Tendance courte et tendance longue
Pour les prévisions, COVIDici propose deux options : la tendance courte et la tendance longue. « La tendance courte permet d’avoir un regard sur l’évolution de l’épidémie si elle continue de se comporter comme les 12 derniers jours », détaille Corentin Boennec. Elle a un avantage et un inconvénient : « elle permet de capturer les variations récentes mais s’expose à être influencée par des effets provisoires ».La tendance longue, elle, effectue la même opération mais pour les 21 derniers jours, ce qui permet un regard « plus prudent », explique Corentin Boennec, mais la rend moins apte à « observer les changements de tendance récents ».
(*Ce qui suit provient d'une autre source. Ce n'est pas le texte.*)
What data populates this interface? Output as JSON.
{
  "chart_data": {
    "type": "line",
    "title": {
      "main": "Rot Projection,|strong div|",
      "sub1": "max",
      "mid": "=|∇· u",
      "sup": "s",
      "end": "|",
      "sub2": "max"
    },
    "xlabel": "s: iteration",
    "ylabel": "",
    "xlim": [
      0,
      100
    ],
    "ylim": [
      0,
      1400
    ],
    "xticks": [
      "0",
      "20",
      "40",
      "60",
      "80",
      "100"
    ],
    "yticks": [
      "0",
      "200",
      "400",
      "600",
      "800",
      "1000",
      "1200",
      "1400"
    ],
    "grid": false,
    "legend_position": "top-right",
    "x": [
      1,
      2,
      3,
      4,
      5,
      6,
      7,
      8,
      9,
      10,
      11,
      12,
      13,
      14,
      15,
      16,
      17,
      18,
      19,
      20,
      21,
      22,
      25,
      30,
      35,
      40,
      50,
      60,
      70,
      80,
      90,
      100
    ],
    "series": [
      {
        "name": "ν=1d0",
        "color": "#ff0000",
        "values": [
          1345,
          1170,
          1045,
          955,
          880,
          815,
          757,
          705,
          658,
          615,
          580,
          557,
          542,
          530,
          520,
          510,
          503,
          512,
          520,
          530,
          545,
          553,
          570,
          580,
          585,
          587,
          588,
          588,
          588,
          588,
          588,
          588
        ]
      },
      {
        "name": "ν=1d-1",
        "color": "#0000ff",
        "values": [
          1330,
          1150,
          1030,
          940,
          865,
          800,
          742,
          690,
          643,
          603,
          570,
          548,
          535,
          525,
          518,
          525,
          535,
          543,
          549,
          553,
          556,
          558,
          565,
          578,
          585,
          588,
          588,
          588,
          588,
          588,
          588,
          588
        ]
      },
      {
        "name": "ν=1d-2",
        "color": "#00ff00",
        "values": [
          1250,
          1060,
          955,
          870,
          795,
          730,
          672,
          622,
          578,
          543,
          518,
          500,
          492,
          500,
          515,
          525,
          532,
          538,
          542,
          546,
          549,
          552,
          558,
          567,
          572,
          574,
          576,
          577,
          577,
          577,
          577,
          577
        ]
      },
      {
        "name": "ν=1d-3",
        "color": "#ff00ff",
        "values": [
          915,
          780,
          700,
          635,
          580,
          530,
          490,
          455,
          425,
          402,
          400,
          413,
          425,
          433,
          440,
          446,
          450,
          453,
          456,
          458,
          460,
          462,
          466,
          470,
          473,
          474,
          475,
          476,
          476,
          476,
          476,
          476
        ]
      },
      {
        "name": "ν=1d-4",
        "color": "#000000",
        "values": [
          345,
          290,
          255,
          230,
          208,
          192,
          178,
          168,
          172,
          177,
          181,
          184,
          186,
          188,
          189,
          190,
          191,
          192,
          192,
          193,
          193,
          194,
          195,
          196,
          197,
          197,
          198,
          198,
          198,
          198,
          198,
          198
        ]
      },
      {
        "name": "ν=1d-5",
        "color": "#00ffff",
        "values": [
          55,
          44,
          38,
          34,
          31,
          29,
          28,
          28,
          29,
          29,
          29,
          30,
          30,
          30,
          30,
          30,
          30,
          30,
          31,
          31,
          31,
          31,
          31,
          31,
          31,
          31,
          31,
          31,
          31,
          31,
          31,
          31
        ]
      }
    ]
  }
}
Inégalités entre territoires
Des écarts sont observés parfois entre les données réelles et les données modélisées, notamment au niveau départemental où la granularité est plus fine, et où des particularités ne sont pas forcément détectées. Ces différences sont une stimulation pour l’équipe qui y voit des opportunités d’affiner son modèle.Cela met aussi en lumière les inégalités entre les territoires. Ainsi, le modèle prédisait bien lors de la première vague le pic de mortalité à Paris, mais le sous-estimait largement en Seine-Saint-Denis, ce qui souligne les différences entre les deux territoires :
Confinement, déconfinement et reconfinement
Les décisions politiques (confinement, déconfinement, couvre-feu…) ou les événements de masse (vacances scolaires, fêtes de fin d’année) susceptibles d’influer sur le cours de l’épidémie sont également pris en compte.
C’est notamment en ajustant le taux de contact (qui varie avec le nombre de personnes croisées par jour) que le modèle va être adapté aux nouvelles circonstances.
Et cela fonctionne visiblement. Le modèle a été rendu public par ses auteurs aussi parce qu’il a déjà commencé à faire ses preuves. Ainsi en septembre, avec une version plus détaillée du modèle, les chercheurs estimaient que la tendance d’alors pouvait conduire à dépasser le seuil des 5 000 malades en réanimation courant novembre, ce qui s’est vérifié : courbe en début d’article
Plus récemment, le 24 décembre, le modèle prédisait qu’avec un effet réveillon de Noël faisant monter le taux de reproduction du virus à 1,5 pendant deux jours, il y avait « un risque prononcé d’avoir plus de 3 000 personnes en soins intensifs au 1er février ». Il y avait en effet 3 218 personnes en réanimation au 1er février.
Et maintenant ?
Que prévoit COVIDici pour février ? « Malheureusement, la tendance nationale est la hausse », commente Corentin Boennec qui rappelle que ces résultats sont à prendre à titre indicatif.